Gérald Darmanin, ministre de l’intérieur

A l’ombre des débats autour des retraites un projet de loi pour « contrôler l’immigration, améliorer l’intégration »1 a été présenté en conseil des ministres le 1er février. En trente ans plus de vingt textes sur l’asile et l’immigration ont été promulgués, le dernier en 2018, réduisant à chaque fois un peu plus les droits des migrants et réfugiés. Ces catégories sont les premières à faire les frais d’une politique néolibérale de plus en plus ouvertement raciste mais, dans le fond, une même logique sous-tend toutes les dernières attaques du gouvernement contre les acquis sociaux (retraite, assurance chômage, logement, santé, école, asile etc.). G. Darmanin a su synthétiser cette orientation par une formule des plus infâmes visant ces personnes exilées : « On veut ceux qui bossent, pas ceux qui rapinent ». Et justement du travail, il y en a. Dans tous ces secteurs aux salaires de misère, aux conditions de travail pénibles, et à la durée du travail exténuante qui produisent les morts que le gouvernement ne veut pas voir. La nouvelle loi propose généreusement la possibilité d’embaucher des étrangers mais… sous conditions…
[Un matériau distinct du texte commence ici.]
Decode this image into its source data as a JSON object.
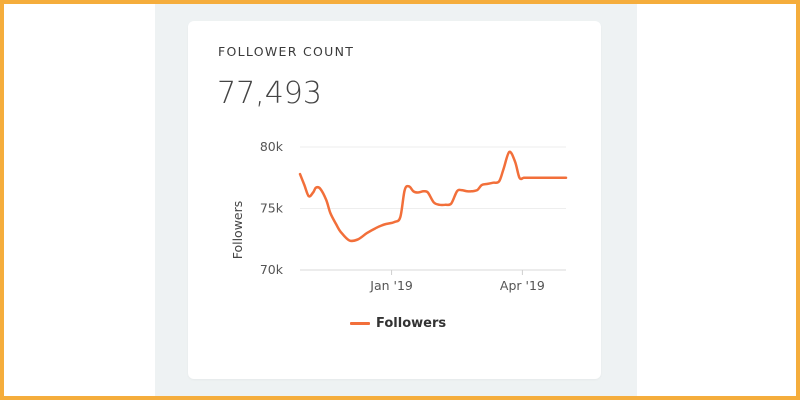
{
  "widget": {
    "title": "FOLLOWER COUNT",
    "current_value": "77,493"
  },
  "colors": {
    "line": "#f26f3a",
    "frame": "#f5ad3c",
    "panel_bg": "#eef2f3"
  },
  "chart_data": {
    "type": "line",
    "title": "",
    "xlabel": "",
    "ylabel": "Followers",
    "ylim": [
      70000,
      80000
    ],
    "y_ticks": [
      70000,
      75000,
      80000
    ],
    "y_tick_labels": [
      "70k",
      "75k",
      "80k"
    ],
    "x_range": [
      "2018-10-30",
      "2019-05-01"
    ],
    "x_ticks": [
      "2019-01-01",
      "2019-04-01"
    ],
    "x_tick_labels": [
      "Jan '19",
      "Apr '19"
    ],
    "grid": true,
    "legend": "bottom-center",
    "series": [
      {
        "name": "Followers",
        "x": [
          "2018-10-30",
          "2018-11-02",
          "2018-11-05",
          "2018-11-08",
          "2018-11-10",
          "2018-11-13",
          "2018-11-17",
          "2018-11-20",
          "2018-11-24",
          "2018-11-27",
          "2018-12-03",
          "2018-12-09",
          "2018-12-15",
          "2018-12-21",
          "2018-12-27",
          "2019-01-03",
          "2019-01-07",
          "2019-01-10",
          "2019-01-13",
          "2019-01-16",
          "2019-01-19",
          "2019-01-23",
          "2019-01-26",
          "2019-01-30",
          "2019-02-03",
          "2019-02-07",
          "2019-02-11",
          "2019-02-15",
          "2019-02-18",
          "2019-02-22",
          "2019-02-25",
          "2019-03-01",
          "2019-03-04",
          "2019-03-08",
          "2019-03-12",
          "2019-03-16",
          "2019-03-19",
          "2019-03-23",
          "2019-03-27",
          "2019-03-30",
          "2019-04-02",
          "2019-04-05",
          "2019-04-07",
          "2019-04-10",
          "2019-04-13",
          "2019-04-17",
          "2019-04-21",
          "2019-04-25",
          "2019-05-01"
        ],
        "values": [
          77800,
          76900,
          76000,
          76300,
          76700,
          76600,
          75700,
          74600,
          73700,
          73100,
          72400,
          72500,
          73000,
          73400,
          73700,
          73900,
          74300,
          76500,
          76800,
          76400,
          76300,
          76400,
          76300,
          75500,
          75300,
          75300,
          75400,
          76400,
          76500,
          76400,
          76400,
          76500,
          76900,
          77000,
          77100,
          77200,
          78200,
          79600,
          78800,
          77500,
          77500,
          77500,
          77500,
          77500,
          77500,
          77500,
          77500,
          77500,
          77500
        ]
      }
    ]
  }
}
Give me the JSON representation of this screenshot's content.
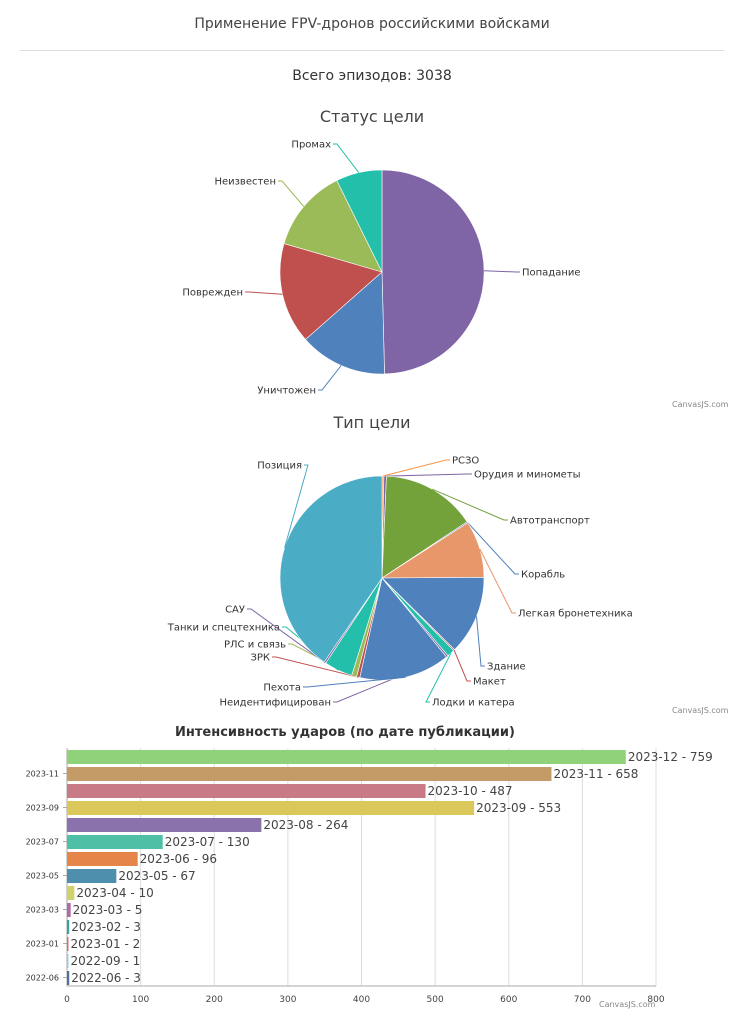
{
  "page": {
    "title": "Применение FPV-дронов российскими войсками",
    "total": "Всего эпизодов: 3038",
    "credit": "CanvasJS.com"
  },
  "chart_data": [
    {
      "type": "pie",
      "title": "Статус цели",
      "labels": [
        "Попадание",
        "Уничтожен",
        "Поврежден",
        "Неизвестен",
        "Промах"
      ],
      "values": [
        49.6,
        13.9,
        16.0,
        13.2,
        7.3
      ],
      "colors": [
        "#7f64a6",
        "#4f81bd",
        "#c0504d",
        "#9bbb59",
        "#23bfaa"
      ]
    },
    {
      "type": "pie",
      "title": "Тип цели",
      "labels": [
        "РСЗО",
        "Орудия и минометы",
        "Автотранспорт",
        "Корабль",
        "Легкая бронетехника",
        "Здание",
        "Макет",
        "Лодки и катера",
        "Неидентифицирован",
        "Пехота",
        "ЗРК",
        "РЛС и связь",
        "Танки и спецтехника",
        "САУ",
        "Позиция"
      ],
      "values": [
        0.3,
        0.4,
        15.0,
        0.2,
        9.0,
        12.5,
        0.2,
        1.2,
        0.3,
        14.4,
        0.5,
        0.8,
        4.5,
        0.3,
        40.4
      ],
      "colors": [
        "#f79647",
        "#7f64a6",
        "#73a13a",
        "#4f81bd",
        "#e8976a",
        "#4f81bd",
        "#c0504d",
        "#23bfaa",
        "#8064a2",
        "#4f81bd",
        "#c0504d",
        "#9bbb59",
        "#23bfaa",
        "#7f64a6",
        "#4aacc5"
      ]
    },
    {
      "type": "bar",
      "orientation": "horizontal",
      "title": "Интенсивность ударов (по дате публикации)",
      "categories": [
        "2022-06",
        "2022-09",
        "2023-01",
        "2023-02",
        "2023-03",
        "2023-04",
        "2023-05",
        "2023-06",
        "2023-07",
        "2023-08",
        "2023-09",
        "2023-10",
        "2023-11",
        "2023-12"
      ],
      "values": [
        3,
        1,
        2,
        3,
        5,
        10,
        67,
        96,
        130,
        264,
        553,
        487,
        658,
        759
      ],
      "bar_labels": [
        "2022-06 - 3",
        "2022-09 - 1",
        "2023-01 - 2",
        "2023-02 - 3",
        "2023-03 - 5",
        "2023-04 - 10",
        "2023-05 - 67",
        "2023-06 - 96",
        "2023-07 - 130",
        "2023-08 - 264",
        "2023-09 - 553",
        "2023-10 - 487",
        "2023-11 - 658",
        "2023-12 - 759"
      ],
      "axis_tick_labels": [
        "2022-06",
        "",
        "2023-01",
        "",
        "2023-03",
        "",
        "2023-05",
        "",
        "2023-07",
        "",
        "2023-09",
        "",
        "2023-11",
        ""
      ],
      "xticks": [
        0,
        100,
        200,
        300,
        400,
        500,
        600,
        700,
        800
      ],
      "xlim": [
        0,
        800
      ],
      "grid": true,
      "colors": [
        "#4f6f9c",
        "#8fd0e6",
        "#e06b6b",
        "#3aa0a0",
        "#b06aa8",
        "#cfd36a",
        "#4f8fae",
        "#e6854a",
        "#4fbfa6",
        "#8a73ac",
        "#dbc85a",
        "#c87a86",
        "#c49a66",
        "#8fd27a"
      ]
    }
  ]
}
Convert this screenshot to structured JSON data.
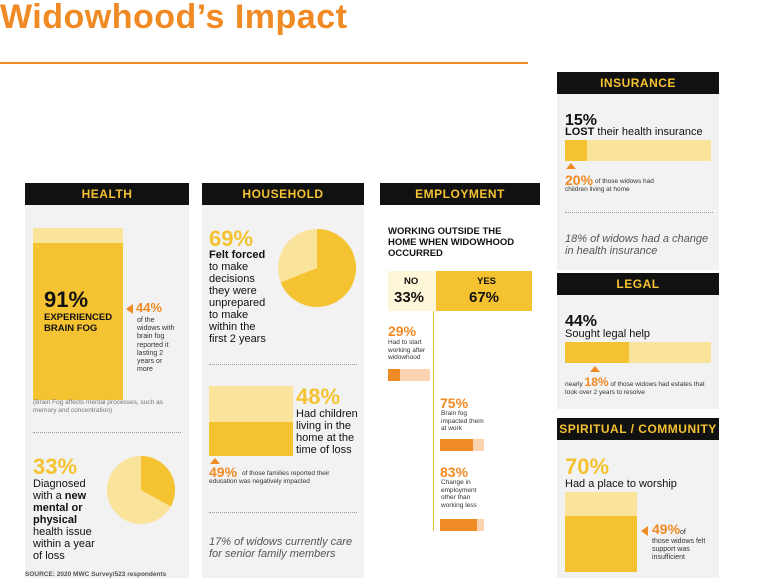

Régularisations dans des secteurs de « haute exploitation »

Le volet concernant l’embauche connaîtra certainement un durcissement à l’issue d’un deal autour de la réforme des retraites pour laquelle Macron cherche encore le soutien de la droite. Le sujet de « discorde » porte sur les régularisations de sans-papiers travaillant dans un « métier en tension » que la droite redoute massives. Mais G. Darmanin rassure : « Cette crainte est infondée », et il explique que « pour bénéficier de ce titre, il faut trois ans de vie sur le territoire national (…). Il a une validité de seulement un an, qui n’ouvre pas de droit au regroupement familial »2. S’ajoute à cela qu’il faut également être salarié depuis au moins huit mois. « Cette régularisation ne serait pas valable si le métier en tension était exercé avec un titre de séjour étudiant, saisonnier ou demandeur d’asile. Telle que formulée, cette mesure ne concernerait en réalité qu’un très petit nombre de personnes »3. En fait, il s’agit de métiers dans lesquels travaillent déjà les sans-papiers et pour lesquels la situation ne s’améliorera pas si le titre délivré n’est pas « de plein droit », c’est-à-dire n’est pas soumis au pouvoir discrétionnaire du préfet. Cela signifie qu’il faudrait « des critères de régularisation établis et que si ces critères ne sont pas appliqués, on peut se retourner en justice contre la préfecture »4. Pour le moment les modalités d’embauche restent vagues. Voilà pour le côté « accueillant » de la loi. Passons à ses aspects moins bienveillants.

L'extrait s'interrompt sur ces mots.